How do I print a simple Python statement based on Pandas dataframe?-CodePudding

Date	Train Number	Station 1	Station 2	Equipment Available?
2022-06-16	1111	North	Central	Y
2022-06-20	1111	North	Central	Y
2022-06-01	2222	North	South	Y
2022-06-02	2222	North	South	Y
2022-06-03	2222	North	South	Y
2022-06-04	2222	North	South	Y
2022-06-05	2222	North	South	Y
2022-06-06	2222	North	South	Y
2022-06-07	2222	North	South	Y
2022-06-08	2222	North	South	Y

I have a Pandas dataframe that looks like the one above that is sorted by Train Number and then Date. I would like to print a simple Python statement that says:

"For Train Number 1111 North to Central, we have equipment available on June 16th and June 20th.

For Train Number 2222 North to South, we have equipment available from June 1st to June 8th."

How am I able to do this?????

CodePudding user response：

here is one way to do it. Group by Train, station1, station2, taking both min and max of the dates

Finally printing them out from the resulting df from groupby

df2=df.groupby(['TrainNumber', 'Station1', 'Station2'])['Date'].aggregate([min, max]).reset_index()
for idx, row in df2.iterrows():
    print(f"For Train Number {0} {1} to {2}, we have equipment available on {3} and {4}",row[0],row[1],row[2],row[3],row[4] )

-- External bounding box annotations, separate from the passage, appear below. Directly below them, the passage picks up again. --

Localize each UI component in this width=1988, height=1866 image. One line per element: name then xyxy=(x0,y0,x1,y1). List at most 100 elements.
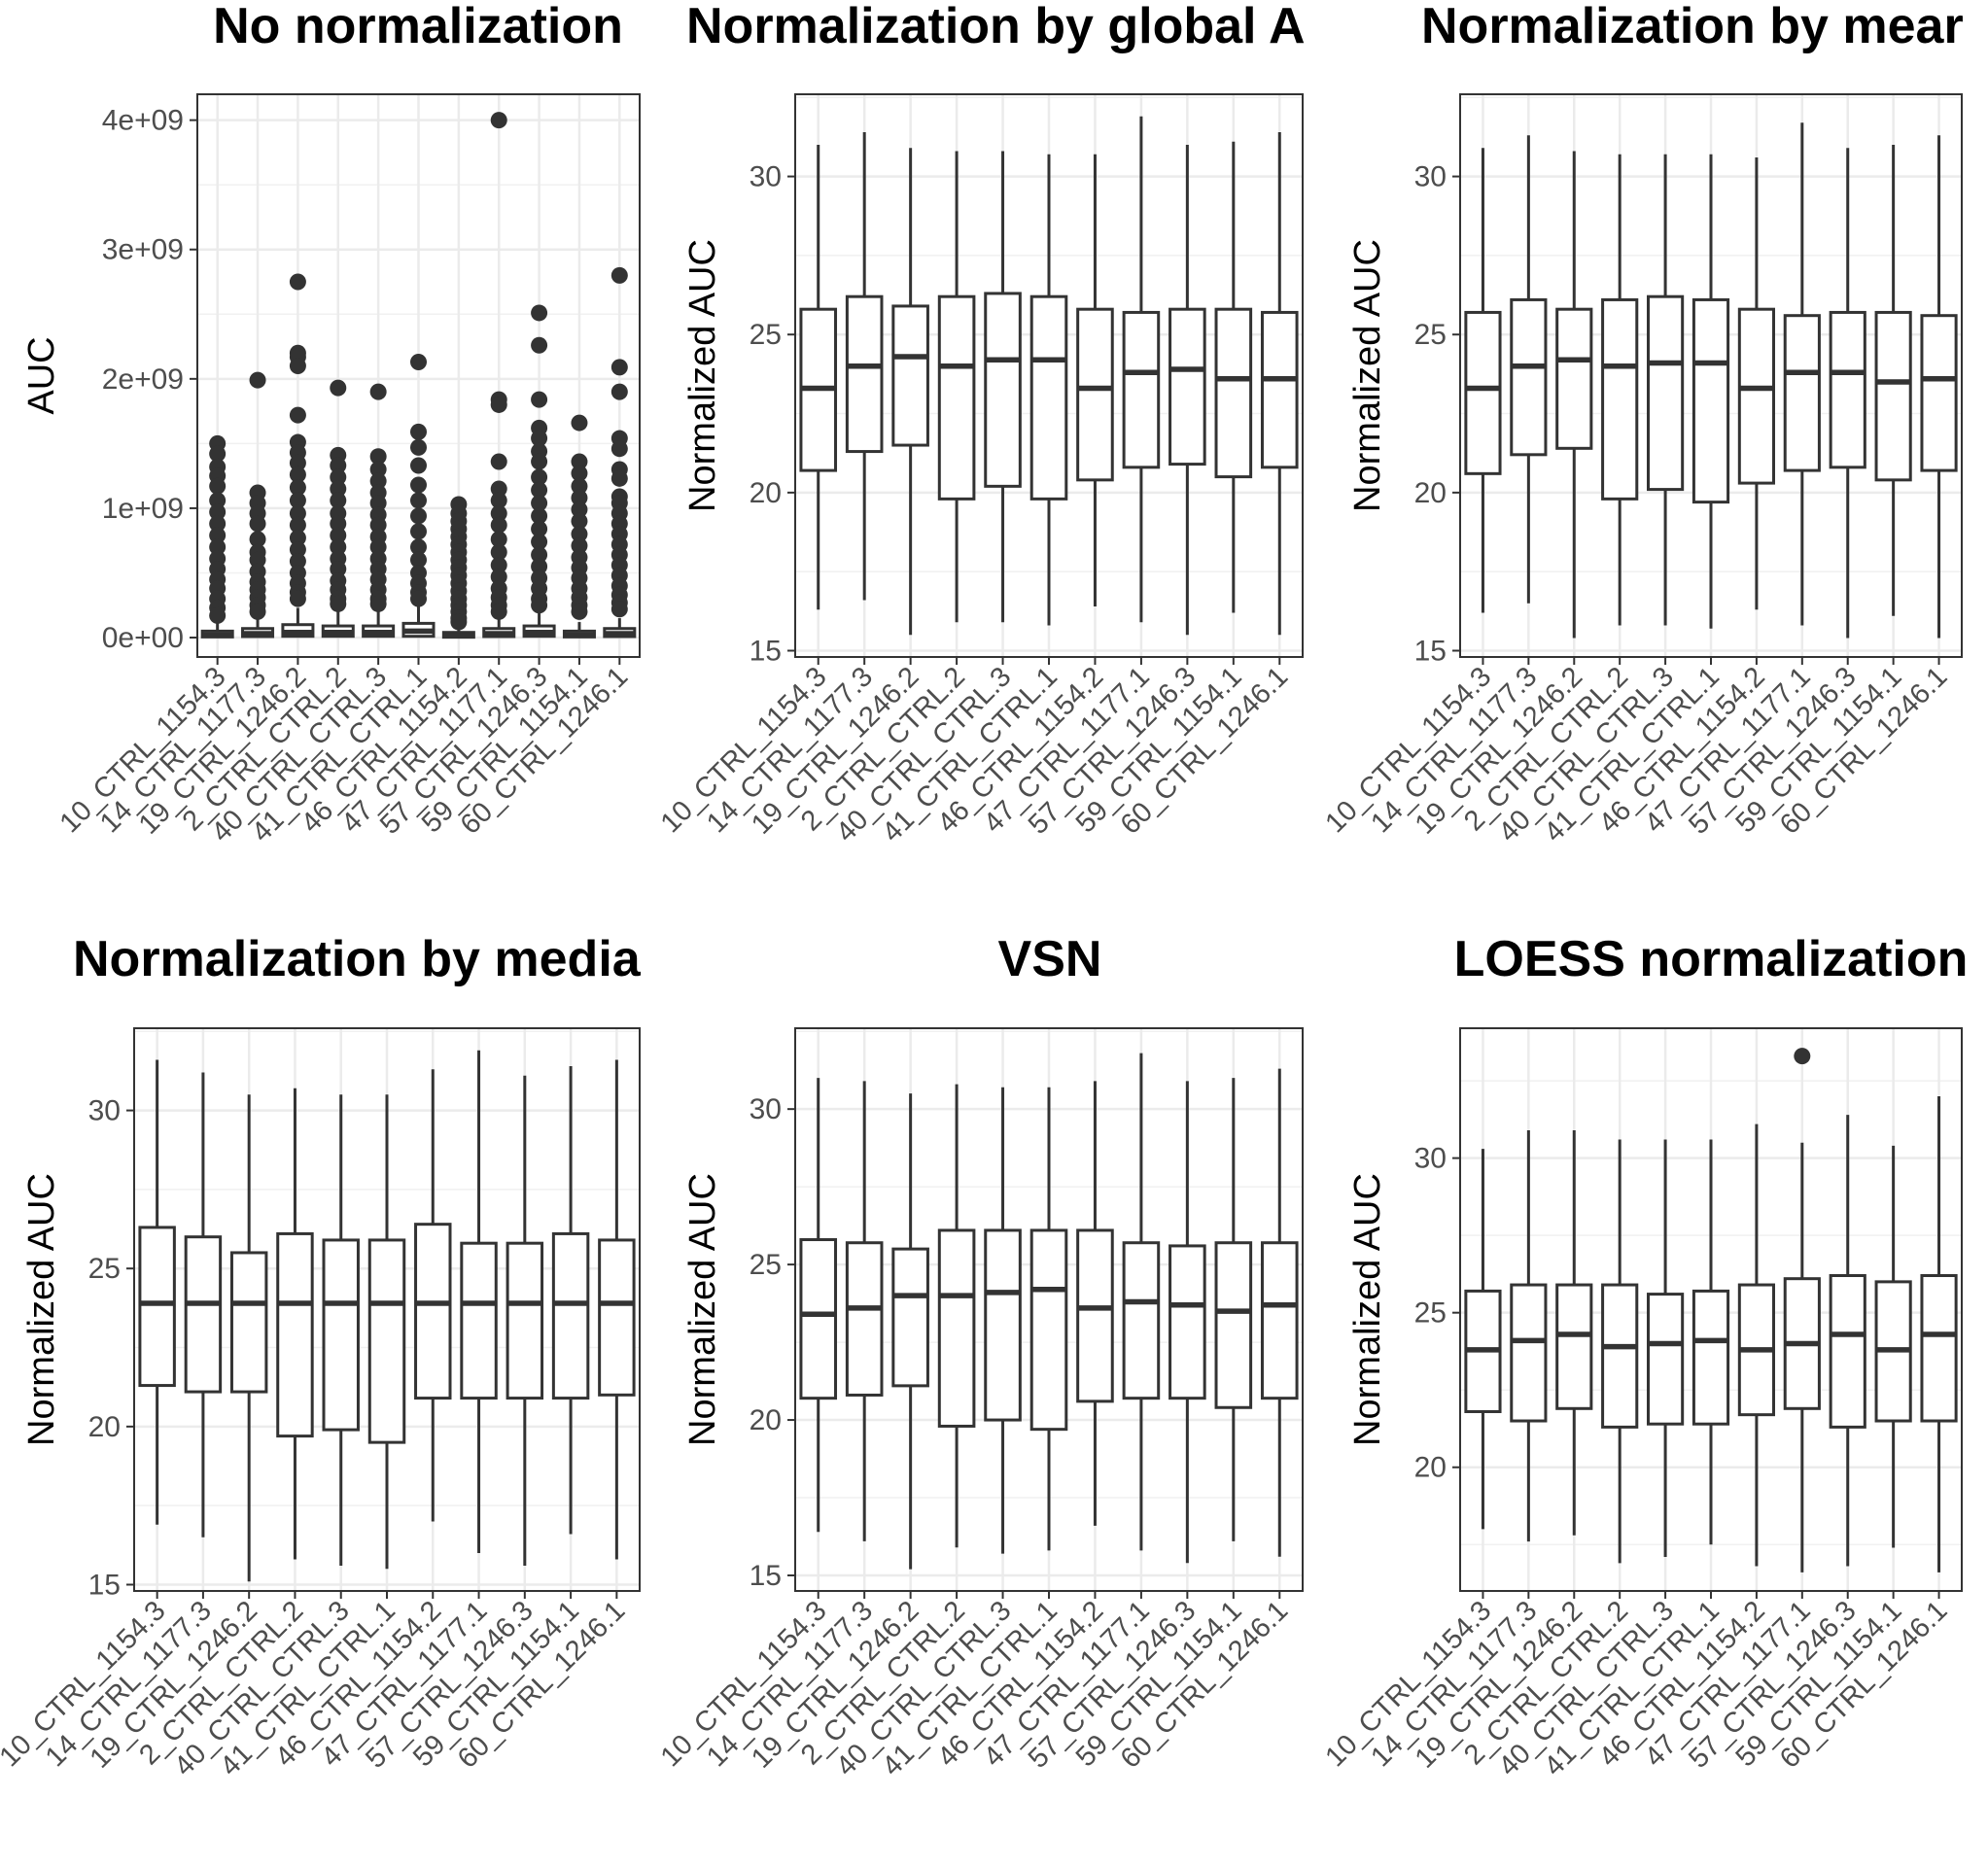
outlier-point xyxy=(289,406,306,424)
outlier-point xyxy=(610,469,628,487)
y-tick-label: 15 xyxy=(750,1560,782,1592)
box-iqr xyxy=(1601,297,1639,501)
outlier-point xyxy=(490,453,507,470)
y-tick-label: 15 xyxy=(1414,635,1447,667)
outlier-point xyxy=(610,601,628,618)
box-46_CTRL_1154.2 xyxy=(1076,154,1114,606)
outlier-point xyxy=(410,590,427,607)
outlier-point xyxy=(289,273,306,291)
outlier-point xyxy=(410,551,427,569)
y-tick-label: 15 xyxy=(750,635,782,667)
box-19_CTRL_1246.2 xyxy=(1555,1129,1593,1536)
box-46_CTRL_1154.2 xyxy=(1737,157,1776,610)
box-iqr xyxy=(1029,1228,1068,1432)
box-41_CTRL_CTRL.1 xyxy=(1692,1139,1730,1545)
box-iqr xyxy=(984,292,1022,488)
box-57_CTRL_1246.3 xyxy=(506,1075,544,1566)
box-iqr xyxy=(1692,297,1730,504)
box-60_CTRL_1246.1 xyxy=(1260,132,1299,636)
outlier-point xyxy=(531,391,548,408)
outlier-point xyxy=(531,481,548,499)
outlier-point xyxy=(330,379,347,397)
box-iqr xyxy=(229,1251,268,1394)
outlier-point xyxy=(531,430,548,447)
box-41_CTRL_CTRL.1 xyxy=(1029,154,1068,626)
box-59_CTRL_1154.1 xyxy=(1874,145,1912,616)
box-10_CTRL_1154.3 xyxy=(1464,148,1502,613)
outlier-point xyxy=(330,595,347,612)
box-40_CTRL_CTRL.3 xyxy=(984,151,1022,623)
box-57_CTRL_1246.3 xyxy=(1168,145,1206,636)
outlier-point xyxy=(330,515,347,533)
y-tick-label: 20 xyxy=(750,1404,782,1436)
box-iqr xyxy=(891,1247,929,1388)
outlier-point xyxy=(531,453,548,470)
panel-title: VSN xyxy=(998,931,1102,987)
box-40_CTRL_CTRL.3 xyxy=(322,1094,360,1566)
outlier-point xyxy=(289,530,306,547)
box-iqr xyxy=(1029,294,1068,501)
outlier-point xyxy=(249,371,266,389)
outlier-point xyxy=(490,396,507,413)
outlier-point xyxy=(490,504,507,522)
box-2_CTRL_CTRL.2 xyxy=(276,1088,314,1560)
outlier-point xyxy=(410,354,427,371)
box-iqr xyxy=(1260,1241,1299,1400)
box-41_CTRL_CTRL.1 xyxy=(1029,1087,1068,1551)
outlier-point xyxy=(490,543,507,561)
box-iqr xyxy=(367,1238,406,1444)
outlier-point xyxy=(571,477,588,495)
y-axis-label: Normalized AUC xyxy=(682,239,723,512)
outlier-point xyxy=(289,454,306,471)
box-iqr xyxy=(1920,1274,1958,1423)
box-iqr xyxy=(138,1226,176,1388)
y-tick-label: 1e+09 xyxy=(102,493,184,525)
outlier-point xyxy=(571,465,588,482)
outlier-point xyxy=(289,504,306,522)
outlier-point xyxy=(369,448,387,466)
y-axis-label: AUC xyxy=(21,336,62,414)
outlier-point xyxy=(410,523,427,540)
outlier-point xyxy=(209,503,227,521)
box-iqr xyxy=(1122,1241,1161,1400)
panel-title: Normalization by global A xyxy=(686,0,1306,54)
outlier-point xyxy=(289,358,306,375)
box-iqr xyxy=(1555,307,1593,450)
outlier-point xyxy=(531,304,548,322)
outlier-point xyxy=(330,527,347,544)
outlier-point xyxy=(410,507,427,525)
y-axis-label: Normalized AUC xyxy=(1347,1173,1388,1446)
outlier-point xyxy=(531,534,548,551)
box-2_CTRL_CTRL.2 xyxy=(1601,154,1639,626)
outlier-point xyxy=(610,266,628,284)
outlier-point xyxy=(571,501,588,518)
panel-title: No normalization xyxy=(213,0,623,54)
outlier-point xyxy=(249,531,266,548)
box-60_CTRL_1246.1 xyxy=(1920,1095,1958,1572)
outlier-point xyxy=(369,461,387,478)
box-iqr xyxy=(984,1228,1022,1422)
panel-title: LOESS normalization xyxy=(1454,931,1969,987)
outlier-point xyxy=(209,492,227,509)
box-iqr xyxy=(1647,1293,1685,1426)
box-iqr xyxy=(1076,1228,1114,1403)
outlier-point xyxy=(410,492,427,509)
outlier-point xyxy=(490,556,507,573)
box-47_CTRL_1177.1 xyxy=(482,112,516,639)
box-59_CTRL_1154.1 xyxy=(1214,1078,1253,1541)
box-46_CTRL_1154.2 xyxy=(1076,1081,1114,1526)
y-tick-label: 20 xyxy=(750,477,782,509)
outlier-point xyxy=(289,479,306,497)
y-tick-label: 3e+09 xyxy=(102,234,184,266)
box-iqr xyxy=(937,294,976,501)
y-tick-label: 30 xyxy=(1414,161,1447,193)
panel-3: Normalization by mear 15 20 25 30 Normalized … xyxy=(1319,0,1963,848)
outlier-point xyxy=(330,468,347,486)
outlier-point xyxy=(531,468,548,486)
panel-title: Normalization by mear xyxy=(1421,0,1964,54)
outlier-point xyxy=(571,603,588,620)
box-iqr xyxy=(799,1238,838,1400)
box-2_CTRL_CTRL.2 xyxy=(321,379,355,639)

For Train Number 0 1 to 2, we have equipment available on 3 and 4 1111 North Central 2022-06-16 2022-06-20
For Train Number 0 1 to 2, we have equipment available on 3 and 4 2222 North South 2022-06-01 2022-06-08

CodePudding user response：

You could get the min and max values for each Train's Date with a groupby, dedupe the DataFrame to get the other columns (as they are repeated) and then print the results with some datetime formatting

df.loc[:, 'Date'] = pd.to_datetime(df['Date'])

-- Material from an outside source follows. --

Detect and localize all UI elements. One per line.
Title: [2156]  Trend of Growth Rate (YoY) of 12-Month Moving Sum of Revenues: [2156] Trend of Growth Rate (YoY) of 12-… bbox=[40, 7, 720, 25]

g = df.groupby(['Train Number']).agg(date_min=pd.NamedAgg(column='Date', aggfunc='min'), date_max=pd.NamedAgg(column='Date', aggfunc='max'))
g = g.join(df_deduped, how='inner')

df_deduped = df.loc[:, 'Train Number':].drop_duplicates().set_index('Train Number')

for index, values in g.reset_index().iterrows():
    print(f'For Train Number {values["Train Number"]}, {values["Station 1"]} to {values["Station 2"]}, we have equipment available from {values["date_min"].strftime("%b %d")} to {values["date_max"].strftime("%b %d")}')

The output is -

For Train Number 1111, North to Central, we have equipment available from Jun 16 to Jun 20
For Train Number 2222, North to South, we have equipment available from Jun 01 to Jun 08

CodePudding user response：

I've made a little function which you can call on whatever df you want.

I find this solution more readable and flexible for further requests.

def equip_avail(df):
  for i in df['Train Number'].unique():
    date_start = df.Date.loc[(df['Train Number']==i)].min()
    date_end = df.Date.loc[(df['Train Number']==i)].max()
    from_start = df.Station1.loc[(df['Train Number']==i)].values[0]
    to_end = df.Station2.loc[(df['Train Number']==i)].values[0]
    print(f'For Train Number {i} {from_start} to {to_end}, we have equipment available from {date_start} to {date_end}.')

Then you call it like this:

equip_avail(df)

Result:

For Train Number 1111 North to Central, we have equipment available from 2022-06-16 to 2022-06-20.
For Train Number 2222 North to South, we have equipment available from 2022-06-01 to 2022-06-08.